Maudit Français

Le parcours de l’immigrant

Comme je l'ai précédemment évoqué, Io et moi avons atterri à Montréal le 15 septembre dernier à 15h20 (heure de Montréal). Après avoir passé plus de sept heures dans l'avion sans pouvoir allonger mes jambes ni me gratter l'oreille de peur de donner un coup de coude dans l'oeil de ma voisine de droite, mon voeux le plus cher était d'arriver rapidement à notre hôtel afin de dormir dans un vrai lit. En tant que nouveaux résidents permanents, il nous fallait cependant passer quelques ultimes épreuves avant de quitter l'aéroport.

La première étape consistait bien sûr à passer le poste frontière. Celle-ci s'est avérée très rapide puisque l'officier s'est contenté de vérifier le visa de notre passeport.

Alors que la plupart des passagers se dirigeaient vers le carrousel pour récupérer leurs bagages, nous devions ensuite nous présenter dans le bureau de l'immigration canadienne. Là, un sympathique employé nous a fait remplir notre certificat d'acceptation et nous a remis un guide intitulé "Bienvenue au Canada, ce que vous devriez savoir". Ce dernier contient de nombreuses informations intéressantes sur le fonctionnement de notre pays d'accueil (système de santé, formalités administratives, etc). Notre interlocuteur a également noté notre adresse afin de nous envoyer notre carte de résident permanent. Celle-ci nous permettra éventuellement de voyager à l'étranger et de revenir au Canada tout en conservant notre statut.

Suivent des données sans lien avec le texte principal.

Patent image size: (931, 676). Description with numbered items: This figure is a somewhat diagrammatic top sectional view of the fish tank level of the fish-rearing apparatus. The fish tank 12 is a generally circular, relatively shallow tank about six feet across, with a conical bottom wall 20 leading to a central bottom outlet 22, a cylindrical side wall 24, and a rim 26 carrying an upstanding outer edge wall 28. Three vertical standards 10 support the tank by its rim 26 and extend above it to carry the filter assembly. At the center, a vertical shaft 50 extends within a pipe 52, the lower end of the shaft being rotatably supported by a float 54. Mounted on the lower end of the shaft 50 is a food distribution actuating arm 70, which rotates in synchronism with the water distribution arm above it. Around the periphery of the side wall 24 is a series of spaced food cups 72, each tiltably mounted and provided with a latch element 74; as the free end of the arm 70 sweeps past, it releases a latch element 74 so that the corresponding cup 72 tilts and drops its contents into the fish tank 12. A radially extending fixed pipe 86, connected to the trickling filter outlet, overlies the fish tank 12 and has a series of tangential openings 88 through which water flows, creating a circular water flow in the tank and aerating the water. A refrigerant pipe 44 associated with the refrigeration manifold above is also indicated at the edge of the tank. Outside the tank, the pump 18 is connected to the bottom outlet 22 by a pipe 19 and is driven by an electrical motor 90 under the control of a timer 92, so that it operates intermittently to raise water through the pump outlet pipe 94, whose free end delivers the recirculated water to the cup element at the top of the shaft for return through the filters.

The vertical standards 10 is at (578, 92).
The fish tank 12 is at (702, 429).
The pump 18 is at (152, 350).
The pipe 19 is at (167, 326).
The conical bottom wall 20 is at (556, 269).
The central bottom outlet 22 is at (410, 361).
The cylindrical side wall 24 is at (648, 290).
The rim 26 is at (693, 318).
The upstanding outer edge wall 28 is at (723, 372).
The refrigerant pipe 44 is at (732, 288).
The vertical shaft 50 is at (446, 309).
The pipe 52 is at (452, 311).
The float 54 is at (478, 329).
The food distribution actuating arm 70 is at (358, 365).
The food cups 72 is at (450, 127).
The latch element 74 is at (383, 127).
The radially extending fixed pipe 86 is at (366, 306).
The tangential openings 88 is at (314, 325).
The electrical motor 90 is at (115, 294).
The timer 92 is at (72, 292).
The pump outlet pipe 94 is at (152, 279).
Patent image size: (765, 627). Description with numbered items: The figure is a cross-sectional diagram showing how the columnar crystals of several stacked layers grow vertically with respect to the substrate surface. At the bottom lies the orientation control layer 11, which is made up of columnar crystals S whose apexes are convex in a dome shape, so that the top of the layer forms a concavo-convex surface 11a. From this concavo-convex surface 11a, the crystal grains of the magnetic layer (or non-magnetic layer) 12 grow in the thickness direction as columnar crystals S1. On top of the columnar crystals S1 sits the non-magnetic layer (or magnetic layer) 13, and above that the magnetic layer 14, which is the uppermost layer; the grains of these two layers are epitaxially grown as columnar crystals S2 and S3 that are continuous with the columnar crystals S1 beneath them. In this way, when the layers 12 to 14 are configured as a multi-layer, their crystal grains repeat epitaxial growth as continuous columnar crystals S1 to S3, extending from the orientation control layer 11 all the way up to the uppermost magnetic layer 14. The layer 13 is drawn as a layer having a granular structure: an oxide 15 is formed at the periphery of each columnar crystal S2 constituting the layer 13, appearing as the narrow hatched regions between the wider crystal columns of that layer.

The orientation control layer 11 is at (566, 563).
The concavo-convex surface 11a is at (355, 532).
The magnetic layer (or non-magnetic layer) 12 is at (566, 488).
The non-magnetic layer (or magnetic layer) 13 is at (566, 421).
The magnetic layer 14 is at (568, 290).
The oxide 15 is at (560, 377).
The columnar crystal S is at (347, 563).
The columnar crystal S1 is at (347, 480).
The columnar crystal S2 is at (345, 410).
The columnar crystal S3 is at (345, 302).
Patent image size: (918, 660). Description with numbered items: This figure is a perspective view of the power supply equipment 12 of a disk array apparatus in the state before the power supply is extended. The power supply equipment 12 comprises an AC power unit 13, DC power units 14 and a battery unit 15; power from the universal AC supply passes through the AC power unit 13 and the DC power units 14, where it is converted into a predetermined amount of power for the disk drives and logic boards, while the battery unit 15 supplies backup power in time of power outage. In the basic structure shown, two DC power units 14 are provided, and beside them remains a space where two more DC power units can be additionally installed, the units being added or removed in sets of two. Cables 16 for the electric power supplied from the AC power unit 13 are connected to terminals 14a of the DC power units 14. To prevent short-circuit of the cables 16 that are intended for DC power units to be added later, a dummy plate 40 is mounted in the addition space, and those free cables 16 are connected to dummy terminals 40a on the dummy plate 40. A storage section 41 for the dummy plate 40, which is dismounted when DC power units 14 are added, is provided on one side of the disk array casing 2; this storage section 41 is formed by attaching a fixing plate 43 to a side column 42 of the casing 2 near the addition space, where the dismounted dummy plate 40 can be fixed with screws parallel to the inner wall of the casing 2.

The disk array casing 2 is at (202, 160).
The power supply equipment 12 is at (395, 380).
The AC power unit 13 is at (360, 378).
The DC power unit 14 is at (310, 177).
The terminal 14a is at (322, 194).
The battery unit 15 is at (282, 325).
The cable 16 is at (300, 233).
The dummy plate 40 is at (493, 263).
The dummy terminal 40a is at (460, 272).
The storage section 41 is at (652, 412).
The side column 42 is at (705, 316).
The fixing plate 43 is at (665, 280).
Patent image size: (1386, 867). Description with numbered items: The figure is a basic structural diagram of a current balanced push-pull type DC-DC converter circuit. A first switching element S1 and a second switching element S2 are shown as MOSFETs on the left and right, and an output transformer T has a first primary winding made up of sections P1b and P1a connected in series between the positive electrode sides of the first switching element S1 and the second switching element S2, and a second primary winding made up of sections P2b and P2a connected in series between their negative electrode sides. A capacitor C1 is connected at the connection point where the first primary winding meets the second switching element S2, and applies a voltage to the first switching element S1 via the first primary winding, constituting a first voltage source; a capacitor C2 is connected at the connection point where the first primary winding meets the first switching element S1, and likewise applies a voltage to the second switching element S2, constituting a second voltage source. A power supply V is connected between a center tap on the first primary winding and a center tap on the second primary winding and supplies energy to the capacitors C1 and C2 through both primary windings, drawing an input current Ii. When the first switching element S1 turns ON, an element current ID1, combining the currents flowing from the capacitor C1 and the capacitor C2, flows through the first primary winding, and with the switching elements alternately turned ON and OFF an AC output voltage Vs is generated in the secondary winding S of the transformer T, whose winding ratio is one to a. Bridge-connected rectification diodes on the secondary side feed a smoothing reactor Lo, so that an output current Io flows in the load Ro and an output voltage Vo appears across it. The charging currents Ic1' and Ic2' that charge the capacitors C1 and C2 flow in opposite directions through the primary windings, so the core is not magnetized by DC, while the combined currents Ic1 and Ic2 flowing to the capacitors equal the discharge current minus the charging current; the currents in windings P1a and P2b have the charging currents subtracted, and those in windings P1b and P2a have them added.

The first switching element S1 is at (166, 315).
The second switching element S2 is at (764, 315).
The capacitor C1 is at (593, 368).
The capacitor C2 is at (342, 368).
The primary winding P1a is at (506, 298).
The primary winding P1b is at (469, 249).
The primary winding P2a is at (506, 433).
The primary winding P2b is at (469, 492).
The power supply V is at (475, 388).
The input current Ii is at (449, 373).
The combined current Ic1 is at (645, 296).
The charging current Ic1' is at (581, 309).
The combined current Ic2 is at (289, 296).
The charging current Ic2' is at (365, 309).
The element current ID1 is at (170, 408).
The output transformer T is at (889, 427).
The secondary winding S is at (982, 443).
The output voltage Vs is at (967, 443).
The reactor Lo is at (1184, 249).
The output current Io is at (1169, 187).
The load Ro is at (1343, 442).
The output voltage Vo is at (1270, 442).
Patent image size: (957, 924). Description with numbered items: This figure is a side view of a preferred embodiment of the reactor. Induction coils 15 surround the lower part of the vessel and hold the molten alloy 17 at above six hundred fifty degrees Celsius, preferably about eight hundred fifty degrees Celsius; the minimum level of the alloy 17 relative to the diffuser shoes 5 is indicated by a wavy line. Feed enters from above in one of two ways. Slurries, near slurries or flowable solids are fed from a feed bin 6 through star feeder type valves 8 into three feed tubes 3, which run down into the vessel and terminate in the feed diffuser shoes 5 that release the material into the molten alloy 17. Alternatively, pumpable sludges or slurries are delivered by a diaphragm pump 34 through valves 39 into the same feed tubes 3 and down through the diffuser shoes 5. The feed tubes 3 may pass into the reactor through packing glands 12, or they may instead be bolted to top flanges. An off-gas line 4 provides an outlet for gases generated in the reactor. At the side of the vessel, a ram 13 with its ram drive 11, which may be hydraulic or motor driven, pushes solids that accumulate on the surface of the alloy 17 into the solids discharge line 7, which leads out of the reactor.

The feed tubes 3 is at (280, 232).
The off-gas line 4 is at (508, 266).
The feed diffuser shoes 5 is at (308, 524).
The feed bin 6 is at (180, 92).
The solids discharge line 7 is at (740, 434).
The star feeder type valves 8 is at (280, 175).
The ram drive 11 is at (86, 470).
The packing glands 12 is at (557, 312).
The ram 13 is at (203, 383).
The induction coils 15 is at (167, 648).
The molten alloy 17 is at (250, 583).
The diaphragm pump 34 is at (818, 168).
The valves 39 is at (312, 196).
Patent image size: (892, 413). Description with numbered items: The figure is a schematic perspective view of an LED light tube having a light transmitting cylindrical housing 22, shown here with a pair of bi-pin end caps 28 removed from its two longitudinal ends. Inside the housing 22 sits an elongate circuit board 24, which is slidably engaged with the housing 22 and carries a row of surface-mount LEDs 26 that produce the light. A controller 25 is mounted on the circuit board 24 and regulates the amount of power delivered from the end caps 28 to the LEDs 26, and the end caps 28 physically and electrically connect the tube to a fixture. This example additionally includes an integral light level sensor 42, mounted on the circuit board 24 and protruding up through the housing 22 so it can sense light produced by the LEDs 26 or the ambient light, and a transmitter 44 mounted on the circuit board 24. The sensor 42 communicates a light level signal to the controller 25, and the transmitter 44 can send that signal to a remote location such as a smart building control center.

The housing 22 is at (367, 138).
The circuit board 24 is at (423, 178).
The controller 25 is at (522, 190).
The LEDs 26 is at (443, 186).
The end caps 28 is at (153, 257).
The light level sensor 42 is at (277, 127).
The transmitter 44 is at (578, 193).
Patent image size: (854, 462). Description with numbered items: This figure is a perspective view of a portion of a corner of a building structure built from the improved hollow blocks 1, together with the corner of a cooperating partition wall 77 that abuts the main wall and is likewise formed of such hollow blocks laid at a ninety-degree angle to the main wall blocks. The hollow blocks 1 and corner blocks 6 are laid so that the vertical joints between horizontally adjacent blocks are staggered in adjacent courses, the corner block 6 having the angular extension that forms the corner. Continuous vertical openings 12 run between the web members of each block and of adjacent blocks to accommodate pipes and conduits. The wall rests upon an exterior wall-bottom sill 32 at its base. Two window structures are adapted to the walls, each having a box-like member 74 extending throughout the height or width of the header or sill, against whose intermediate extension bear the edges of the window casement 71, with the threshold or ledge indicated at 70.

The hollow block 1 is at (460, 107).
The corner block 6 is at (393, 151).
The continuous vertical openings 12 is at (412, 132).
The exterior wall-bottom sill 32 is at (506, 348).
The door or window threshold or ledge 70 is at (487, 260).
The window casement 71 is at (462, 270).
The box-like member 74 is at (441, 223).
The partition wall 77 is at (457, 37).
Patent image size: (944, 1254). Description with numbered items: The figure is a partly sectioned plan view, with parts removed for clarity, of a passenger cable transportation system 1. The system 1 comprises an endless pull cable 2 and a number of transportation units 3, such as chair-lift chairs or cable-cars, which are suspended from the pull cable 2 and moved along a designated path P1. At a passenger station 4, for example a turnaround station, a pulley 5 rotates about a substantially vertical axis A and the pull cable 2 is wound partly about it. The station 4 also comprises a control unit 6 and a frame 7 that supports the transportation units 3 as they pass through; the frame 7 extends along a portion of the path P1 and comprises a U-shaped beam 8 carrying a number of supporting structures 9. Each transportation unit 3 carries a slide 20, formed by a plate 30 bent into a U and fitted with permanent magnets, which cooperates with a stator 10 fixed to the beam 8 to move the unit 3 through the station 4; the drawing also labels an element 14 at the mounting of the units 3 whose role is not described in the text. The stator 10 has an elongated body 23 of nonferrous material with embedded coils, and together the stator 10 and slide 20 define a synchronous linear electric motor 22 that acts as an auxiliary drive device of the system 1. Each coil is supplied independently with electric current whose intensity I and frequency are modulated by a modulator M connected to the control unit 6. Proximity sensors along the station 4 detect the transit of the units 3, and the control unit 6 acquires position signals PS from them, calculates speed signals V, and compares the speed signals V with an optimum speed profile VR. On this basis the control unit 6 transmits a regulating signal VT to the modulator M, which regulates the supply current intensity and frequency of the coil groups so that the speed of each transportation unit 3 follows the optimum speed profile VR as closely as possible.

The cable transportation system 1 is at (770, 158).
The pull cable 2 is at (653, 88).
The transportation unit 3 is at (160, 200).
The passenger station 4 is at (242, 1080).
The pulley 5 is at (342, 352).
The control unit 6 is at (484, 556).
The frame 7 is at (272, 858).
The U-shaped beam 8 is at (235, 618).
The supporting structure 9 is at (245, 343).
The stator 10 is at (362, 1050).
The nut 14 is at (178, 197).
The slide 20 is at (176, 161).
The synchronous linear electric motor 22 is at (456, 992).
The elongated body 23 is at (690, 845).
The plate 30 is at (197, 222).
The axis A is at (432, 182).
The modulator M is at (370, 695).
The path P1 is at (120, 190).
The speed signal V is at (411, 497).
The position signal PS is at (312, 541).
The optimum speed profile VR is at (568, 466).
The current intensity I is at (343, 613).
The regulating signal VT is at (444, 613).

Nous nous sommes ensuite rendus dans les locaux de l'immigration québécoise où un employé nous a donné une seconde brochure baptisée "Apprendre le Québec, guide pour réussir mon intégration". Ce document fournit des informations pratiques et administratives sur la province et se montre moins spartiate que la version canadienne. Il se présente comme un carnet de bord que l'immigrant est encouragé à remplir durant les premiers mois qui suivent son arrivée. Il dispose ainsi d'une liste de démarches à effectuer avec des cases à cocher au fil de sa progression, ou des espaces laissés en blanc pour noter les différents emplois qu'il aura obtenus au Québec. L'employé de l'immigration nous a expliqué que ce guide est très récent et a été créé pour aider les immigrants qui perdent parfois pied dans leur nouveau milieu. En raison d'une rupture de stocks, nous n'avons malheureusement pu en avoir qu'un seul pour deux. Le fonctionnaire nous a expliqué que nous pourrions en demander un autre lors de la réunion d'information organisée par le MICC. Il a néanmoins souligné qu'y assister n'était pas indispensable puisque j'avais déjà passé un an au Québec. J'ai eu un peu de mal à le convaincre que cette rencontre pouvait quand même nous être utile. J'en suis arrivé à me demander s'il ne voulait pas nous dissuader d'y participer en raison d'un manque de places. Nous avons néanmoins pu obtenir un rendez-vous pour une de ces réunions, l'employé nous rappelant bien que nous pouvions annuler plus tard en cas d'empêchement.

Après un rapide passage pour récupérer nos bagages et le chat prostré dans sa boîte, il nous restait à franchir l'ultime étape de la douane. Celle-ci était pour moi la plus angoissante, car je ne savais pas ce que nous devions inclure exactement dans notre déclaration, ni sous quelle forme présenter cette dernière. En plus des bagages que nous emmenions avec nous, il nous fallait en effet mentionner les affaires qui nous rejoindront par bateau dans quelques semaines. Fournir la liste générique que j'avais déjà donnée au déménageur ainsi qu'un inventaire des objets de valeur que nous emmenions avec nous (ordinateur, appareil photo numérique, iPod, ...) s'est heureusement avéré suffisant. Après avoir payé trente dollars de racket frais de contrôle des vaccins pour le chat, nous avons donc enfin pu prendre un taxi en direction du centre-ville, moins de deux heures après notre atterrissage.

Finalement, ce parcours s'est déroulé bien mieux que je ne l'imaginais. J'ai déjà vécu des moments plus terribles avec des agents de sécurité américains considérant les guitares comme des armes de destruction massive.